INTELLECTUAL PROPERTY


THE COMMON REGIME ON COPYRIGHT AND RELATED RIGHTS


This common regime, approved on December 17, 1993 through Decision 351 of the Commission of the Cartagena Agreement, establishes adequate and effective protection for authors and other holders of rights to works of intelligence in the literary, artistic, or scientific fields, whatever their type or form of expression and irrespective of their literary or artistic merit or purpose.

Copyright.- The author, according to Decision 351, is the person whose name, pseudonym, or other identifying sign appears on the work. That person has the right to keep the work unpublished or to disseminate it, to claim the authorship of the work at any time, and to oppose any distortion, mutilation or change that may jeopardize the integrity of the work or the author's reputation (moral right). The author also has the exclusive right to carry out, authorize, and prohibit the reproduction, marketing, translation, or arrangement of the work, or any other change in it (property right).

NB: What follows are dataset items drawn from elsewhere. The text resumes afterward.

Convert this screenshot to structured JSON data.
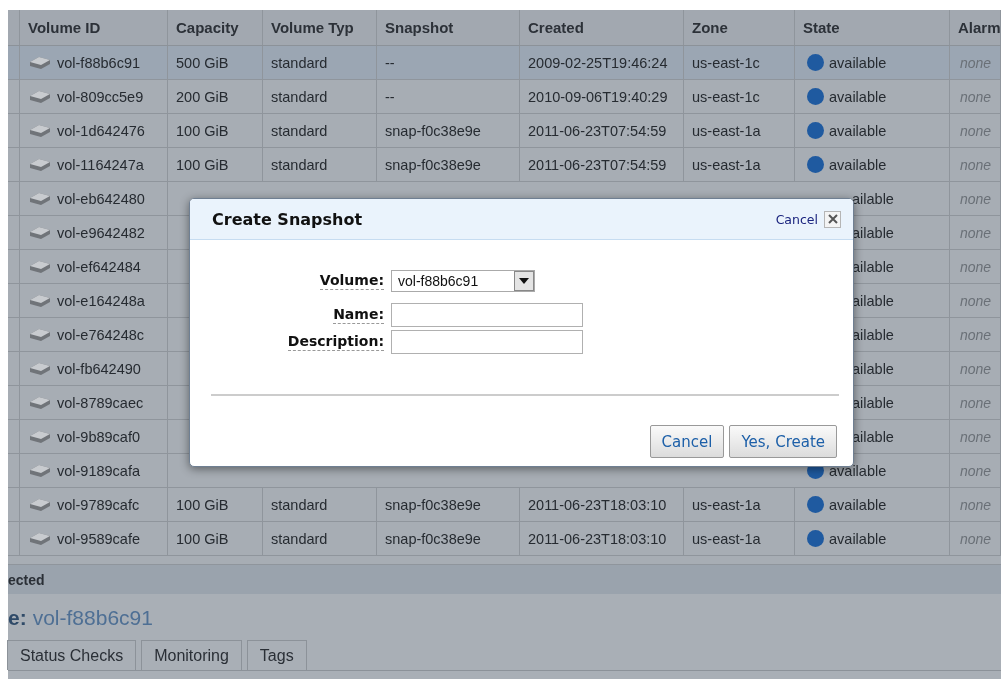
{
  "table": {
    "columns": [
      "Volume ID",
      "Capacity",
      "Volume Typ",
      "Snapshot",
      "Created",
      "Zone",
      "State",
      "Alarm"
    ],
    "rows": [
      {
        "kind": "full",
        "selected": true,
        "volume_id": "vol-f88b6c91",
        "capacity": "500 GiB",
        "type": "standard",
        "snapshot": "--",
        "created": "2009-02-25T19:46:24",
        "zone": "us-east-1c",
        "state": "available",
        "alarm": "none"
      },
      {
        "kind": "full",
        "selected": false,
        "volume_id": "vol-809cc5e9",
        "capacity": "200 GiB",
        "type": "standard",
        "snapshot": "--",
        "created": "2010-09-06T19:40:29",
        "zone": "us-east-1c",
        "state": "available",
        "alarm": "none"
      },
      {
        "kind": "full",
        "selected": false,
        "volume_id": "vol-1d642476",
        "capacity": "100 GiB",
        "type": "standard",
        "snapshot": "snap-f0c38e9e",
        "created": "2011-06-23T07:54:59",
        "zone": "us-east-1a",
        "state": "available",
        "alarm": "none"
      },
      {
        "kind": "full",
        "selected": false,
        "volume_id": "vol-1164247a",
        "capacity": "100 GiB",
        "type": "standard",
        "snapshot": "snap-f0c38e9e",
        "created": "2011-06-23T07:54:59",
        "zone": "us-east-1a",
        "state": "available",
        "alarm": "none"
      },
      {
        "kind": "covered",
        "selected": false,
        "volume_id": "vol-eb642480",
        "state": "ailable",
        "alarm": "none"
      },
      {
        "kind": "covered",
        "selected": false,
        "volume_id": "vol-e9642482",
        "state": "ailable",
        "alarm": "none"
      },
      {
        "kind": "covered",
        "selected": false,
        "volume_id": "vol-ef642484",
        "state": "ailable",
        "alarm": "none"
      },
      {
        "kind": "covered",
        "selected": false,
        "volume_id": "vol-e164248a",
        "state": "ailable",
        "alarm": "none"
      },
      {
        "kind": "covered",
        "selected": false,
        "volume_id": "vol-e764248c",
        "state": "ailable",
        "alarm": "none"
      },
      {
        "kind": "covered",
        "selected": false,
        "volume_id": "vol-fb642490",
        "state": "ailable",
        "alarm": "none"
      },
      {
        "kind": "covered",
        "selected": false,
        "volume_id": "vol-8789caec",
        "state": "ailable",
        "alarm": "none"
      },
      {
        "kind": "covered",
        "selected": false,
        "volume_id": "vol-9b89caf0",
        "state": "ailable",
        "alarm": "none"
      },
      {
        "kind": "partial",
        "selected": false,
        "volume_id": "vol-9189cafa",
        "state": "available",
        "alarm": "none"
      },
      {
        "kind": "full",
        "selected": false,
        "volume_id": "vol-9789cafc",
        "capacity": "100 GiB",
        "type": "standard",
        "snapshot": "snap-f0c38e9e",
        "created": "2011-06-23T18:03:10",
        "zone": "us-east-1a",
        "state": "available",
        "alarm": "none"
      },
      {
        "kind": "full",
        "selected": false,
        "volume_id": "vol-9589cafe",
        "capacity": "100 GiB",
        "type": "standard",
        "snapshot": "snap-f0c38e9e",
        "created": "2011-06-23T18:03:10",
        "zone": "us-east-1a",
        "state": "available",
        "alarm": "none"
      }
    ]
  },
  "details": {
    "bar_title": "ected",
    "label": "e:",
    "volume": "vol-f88b6c91",
    "tabs": [
      "Status Checks",
      "Monitoring",
      "Tags"
    ]
  },
  "dialog": {
    "title": "Create Snapshot",
    "cancel_link": "Cancel",
    "fields": [
      {
        "kind": "select",
        "label": "Volume:",
        "value": "vol-f88b6c91"
      },
      {
        "kind": "text",
        "label": "Name:"
      },
      {
        "kind": "text",
        "label": "Description:"
      }
    ],
    "buttons": [
      "Cancel",
      "Yes, Create"
    ]
  }
}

The rights established in this Decision shall be protected for no less than the author's lifetime plus a period of 50 years after his or her death. If a juridical person holds those rights, their duration shall be no less than 50 years as of the dissemination or publication of the work.

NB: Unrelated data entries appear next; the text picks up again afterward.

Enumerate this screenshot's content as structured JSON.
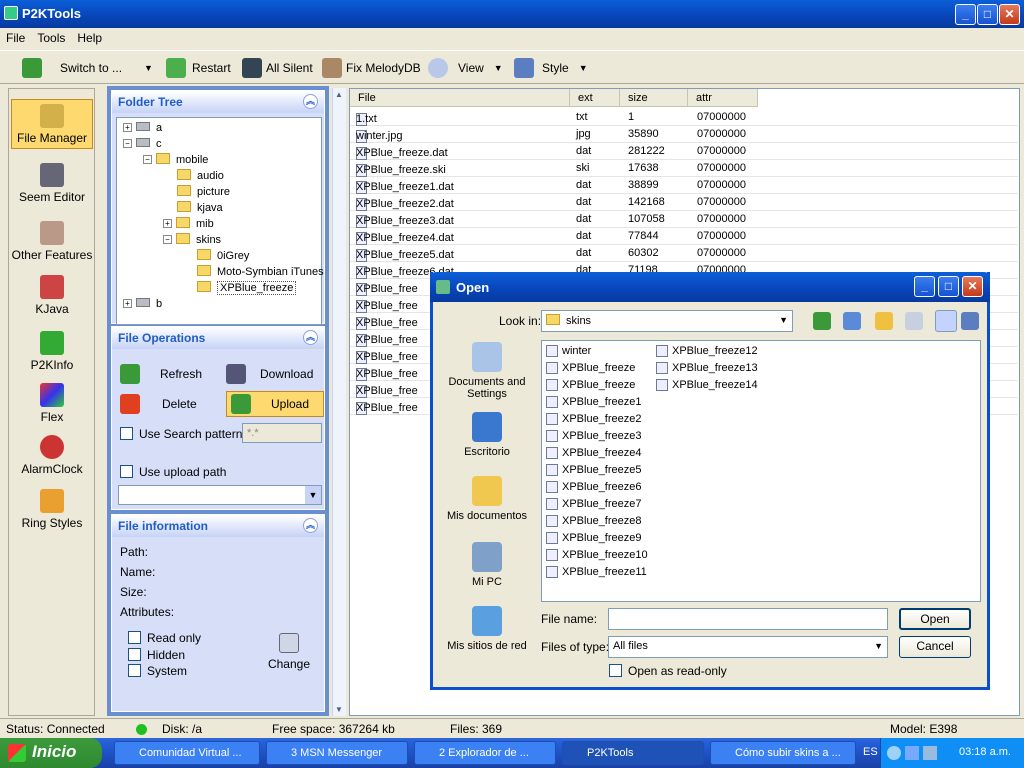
{
  "app": {
    "title": "P2KTools"
  },
  "menu": [
    "File",
    "Tools",
    "Help"
  ],
  "toolbar": {
    "switch_to": "Switch to ...",
    "restart": "Restart",
    "all_silent": "All Silent",
    "fix_melody": "Fix MelodyDB",
    "view": "View",
    "style": "Style"
  },
  "leftbar": [
    {
      "label": "File Manager",
      "icon": "file-manager-icon"
    },
    {
      "label": "Seem Editor",
      "icon": "seem-editor-icon"
    },
    {
      "label": "Other Features",
      "icon": "other-features-icon"
    },
    {
      "label": "KJava",
      "icon": "kjava-icon"
    },
    {
      "label": "P2KInfo",
      "icon": "p2kinfo-icon"
    },
    {
      "label": "Flex",
      "icon": "flex-icon"
    },
    {
      "label": "AlarmClock",
      "icon": "alarm-clock-icon"
    },
    {
      "label": "Ring Styles",
      "icon": "ring-styles-icon"
    }
  ],
  "folder_tree": {
    "title": "Folder Tree",
    "nodes": [
      "a",
      "c",
      "mobile",
      "audio",
      "picture",
      "kjava",
      "mib",
      "skins",
      "0iGrey",
      "Moto-Symbian iTunes",
      "XPBlue_freeze",
      "b"
    ]
  },
  "file_ops": {
    "title": "File Operations",
    "refresh": "Refresh",
    "download": "Download",
    "delete": "Delete",
    "upload": "Upload",
    "use_search": "Use Search pattern:",
    "search_value": "*.*",
    "use_upload_path": "Use upload path"
  },
  "file_info": {
    "title": "File information",
    "path": "Path:",
    "name": "Name:",
    "size": "Size:",
    "attributes": "Attributes:",
    "read_only": "Read only",
    "hidden": "Hidden",
    "system": "System",
    "change": "Change"
  },
  "file_list": {
    "columns": [
      "File",
      "ext",
      "size",
      "attr"
    ],
    "rows": [
      {
        "file": "1.txt",
        "ext": "txt",
        "size": "1",
        "attr": "07000000"
      },
      {
        "file": "winter.jpg",
        "ext": "jpg",
        "size": "35890",
        "attr": "07000000"
      },
      {
        "file": "XPBlue_freeze.dat",
        "ext": "dat",
        "size": "281222",
        "attr": "07000000"
      },
      {
        "file": "XPBlue_freeze.ski",
        "ext": "ski",
        "size": "17638",
        "attr": "07000000"
      },
      {
        "file": "XPBlue_freeze1.dat",
        "ext": "dat",
        "size": "38899",
        "attr": "07000000"
      },
      {
        "file": "XPBlue_freeze2.dat",
        "ext": "dat",
        "size": "142168",
        "attr": "07000000"
      },
      {
        "file": "XPBlue_freeze3.dat",
        "ext": "dat",
        "size": "107058",
        "attr": "07000000"
      },
      {
        "file": "XPBlue_freeze4.dat",
        "ext": "dat",
        "size": "77844",
        "attr": "07000000"
      },
      {
        "file": "XPBlue_freeze5.dat",
        "ext": "dat",
        "size": "60302",
        "attr": "07000000"
      },
      {
        "file": "XPBlue_freeze6.dat",
        "ext": "dat",
        "size": "71198",
        "attr": "07000000"
      },
      {
        "file": "XPBlue_free",
        "ext": "",
        "size": "",
        "attr": ""
      },
      {
        "file": "XPBlue_free",
        "ext": "",
        "size": "",
        "attr": ""
      },
      {
        "file": "XPBlue_free",
        "ext": "",
        "size": "",
        "attr": ""
      },
      {
        "file": "XPBlue_free",
        "ext": "",
        "size": "",
        "attr": ""
      },
      {
        "file": "XPBlue_free",
        "ext": "",
        "size": "",
        "attr": ""
      },
      {
        "file": "XPBlue_free",
        "ext": "",
        "size": "",
        "attr": ""
      },
      {
        "file": "XPBlue_free",
        "ext": "",
        "size": "",
        "attr": ""
      },
      {
        "file": "XPBlue_free",
        "ext": "",
        "size": "",
        "attr": ""
      }
    ]
  },
  "dialog": {
    "title": "Open",
    "look_in_label": "Look in:",
    "look_in_value": "skins",
    "places": [
      "Documents and Settings",
      "Escritorio",
      "Mis documentos",
      "Mi PC",
      "Mis sitios de red"
    ],
    "items_col1": [
      "winter",
      "XPBlue_freeze",
      "XPBlue_freeze",
      "XPBlue_freeze1",
      "XPBlue_freeze2",
      "XPBlue_freeze3",
      "XPBlue_freeze4",
      "XPBlue_freeze5",
      "XPBlue_freeze6",
      "XPBlue_freeze7",
      "XPBlue_freeze8",
      "XPBlue_freeze9",
      "XPBlue_freeze10",
      "XPBlue_freeze11"
    ],
    "items_col2": [
      "XPBlue_freeze12",
      "XPBlue_freeze13",
      "XPBlue_freeze14"
    ],
    "file_name_label": "File name:",
    "file_name_value": "",
    "file_type_label": "Files of type:",
    "file_type_value": "All files",
    "read_only": "Open as read-only",
    "open": "Open",
    "cancel": "Cancel"
  },
  "status": {
    "connection": "Status: Connected",
    "disk": "Disk: /a",
    "free": "Free space: 367264 kb",
    "files": "Files: 369",
    "model": "Model: E398"
  },
  "taskbar": {
    "start": "Inicio",
    "tasks": [
      "Comunidad Virtual ...",
      "3 MSN Messenger",
      "2 Explorador de ...",
      "P2KTools",
      "Cómo subir skins a ..."
    ],
    "lang": "ES",
    "clock": "03:18 a.m."
  }
}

If any of the established rights are violated, the competent national authority is empowered to order the immediate cessation of the illegal activity and the seizure, embargo, confiscation, or preventive attachment of the copies produced illicitly or of the devices or means used to commit the violation.

Related rights.- The related rights, which are the rights of persons participating in the dissemination of literary and artistic works, rather than their creation, were also established and are protected for a period of no less than fifty years by Decision 351.

That protection accordingly extends to the artists that interpret or execute the works (reciters, singers, announcers, actors, dancers, musicians, narrators); sound-effect producers (natural persons that provide for the representation or execution of sound-effects); and broadcasting companies (firms that broadcast public radio or television programs).